Der Raum der Freiheit, der Sicherheit im Rahmen einer liberalisierten Ordnungspolitik und des Rechts zur inneren Liberalisierung und Aufhebung der Binnengrenzen ist größer geworden, Nettesheim, Grundrechtskonzeption des EuGH, EuR 2009, Heft 1 024ff. Nettesheim spricht von einer „Enträumlichung der Macht“; gerade sie macht es aber notwendig zur Schaffung und Gewährleistung eines Integrationsverbundes und zur Sicherstellung von Legitimität[1] (vgl. Luhmann, Legitimation durch Verfahren, „Recht ist was Recht ist“ - Luhmann verband das gegenwärtige Recht mit der funktional differenzierten Gesellschaft. Recht in der modernen, komplexen Gesellschaft "auf sich selbst gestellt“ – und dennoch soll es Rechtsstaatlichkeit sichern). Mit der EU Grundrechtscharta wird die Hoffnung auf einen weiter verbesserten Grundrechtsschutz gegen Akte der EU verbunden, vgl. Schmahl, Grundrechtsschutz im Dreieck von EU, EMRK und nationalem Verfassungsrecht, EuR 2008, Beiheft 1, 007. Zahlreiche Artikel sind den EMRK Garantien nachgebildet. Art. 52 Abs. 3 GrCh regelt den Einfluss der EMRK im Recht der Charta querschnittartig. Der Vertrag von Lissabon greift die Neubestimmung der Grundlagen und des System des Grundrechtsschutzes neu auf. Die Grundrechte verstärken die marktrechtlichen Grundfreiheiten im Sinne eines verschärften Rechtfertigungszwangs für beabsichtigte Beschränkungen. Sie sichern damit individuelle Freiräume. Gleichzeitig können sie aber auch Rechtfertigungsstandards für Einschränkungen der Marktfreiheiten bilden, vgl. Skouris, Das Verhältnis von Grundfreiheiten und Grundstrukturen im Gemeinschaftsrecht, DÖV 2006, 89ff. Diese Marktfreiheiten (freier Verkehr von Waren und Personen, Dienstleistungen und Kapital) sind Stützpfeiler des Binnenmarktes, Art. 14 Abs. 2 EG. Sie haben eine gemeinsame Struktur als Diskriminierungs- und Beschränkungsverbot. Für alle gilt ein vierstufiger Rechtfertigungsstandard, EuGH, RS C – 55/94, Slg. 1995, 4165 RN 37 (Gebhard):
- sie müssen in nicht diskriminierender Weise angewandt werden
- sie müssen aus Gründen der Allgemeinheit gerechtfertigt sein
- sie müssen geeignet sein
- sie müssen erforderlich und angemessen sein.

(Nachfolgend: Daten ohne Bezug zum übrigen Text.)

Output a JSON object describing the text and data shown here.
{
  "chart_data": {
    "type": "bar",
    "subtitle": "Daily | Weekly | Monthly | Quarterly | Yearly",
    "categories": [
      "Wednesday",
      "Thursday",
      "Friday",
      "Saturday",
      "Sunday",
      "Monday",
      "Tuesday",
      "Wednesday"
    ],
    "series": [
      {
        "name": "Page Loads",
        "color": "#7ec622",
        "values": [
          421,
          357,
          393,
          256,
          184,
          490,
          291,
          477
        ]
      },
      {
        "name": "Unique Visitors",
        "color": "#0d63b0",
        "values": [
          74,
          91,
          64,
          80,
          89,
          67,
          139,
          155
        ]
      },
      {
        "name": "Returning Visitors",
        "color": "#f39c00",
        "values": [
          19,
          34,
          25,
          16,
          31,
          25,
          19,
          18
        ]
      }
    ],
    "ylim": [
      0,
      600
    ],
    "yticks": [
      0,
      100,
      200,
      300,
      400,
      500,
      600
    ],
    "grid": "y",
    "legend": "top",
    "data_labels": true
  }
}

- Schließlich muss ein gemeinschaftsrechtlich anerkannter Belang vorliegen.
[...]
[1] EuGH, Urteil vom 4. 6. 2009 - C-22/08.
[2] Nach ständiger Rechtsprechung verbietet der Gleichheitssatz nicht nur offensichtliche Diskriminierungen aufgrund der Staatsangehörigkeit, sondern auch alle versteckten Formen der Diskriminierung, die durch die Anwendung anderer Unterscheidungsmerkmale tatsächlich zu dem gleichen Ergebnis führen, vgl. u. a. Urteile vom 12. Februar 1974 in der Rechtssache 152/ 73, Sotgiu, Slg. 1973, 153, RN 11, und vom 15. März 2005 in der Rechtssache C-209/ 03, Bidar, noch nicht in der amtlichen Sammlung veröffentlicht, RN 51. Eine nationale Regelung die den Bezug von Überbrückungsgelt von den Ort der Schuldbildung abhängig macht, schafft eine unterschiedliche Behandlung von Bürgern, die ihre höhere Schulbildung im Regelungsstaat erhalten haben, und denjenigen, gegenüber denjenigen die sie in einem anderen Mitgliedstaat abgeschlossen haben, da nur die Erstgenannten Anspruch auf Überbrückungsgeld haben. Eine solche Regelung birgt die Gefahr, dass hauptsächlich die Staatsangehörigen anderer Mitgliedstaaten benachteiligt werden. Denn da sie die Bewilligung des Überbrückungsgeldes davon abhängig macht, dass der Antragsteller das erforderliche Abschlusszeugnis in Belgien erhalten hat, kann sie von den inländischen Staatsangehörigen leichter erfüllt werden. Eine solche unterschiedliche Behandlung kann nur dann gerechtfertigt werden, wenn sie auf objektiven, von der Staatsangehörigkeit der betroffenen unabhängigen Erwägungen beruht und in einem angemessenen Verhältnis zu dem Zweck steht, der mit den nationalen Rechtsvorschriften zulässigerweise verfolgt wird (Urteile vom 23. Mai 1996 in der Rechtssache C-237/ 94, O'Flynn, Slg. 1996, I-2617, RN 19, und Collins, RN 66. Wie der Gerichtshof bereits entschieden hat, ist es ein legitimes Anliegen des Gesetzgebers, sich einer tatsächlichen Beziehung zwischen demjenigen, der Überbrückungsgeld beantragt, und dem betroffenen räumlichen Arbeitsmarkt vergewissern zu wollen.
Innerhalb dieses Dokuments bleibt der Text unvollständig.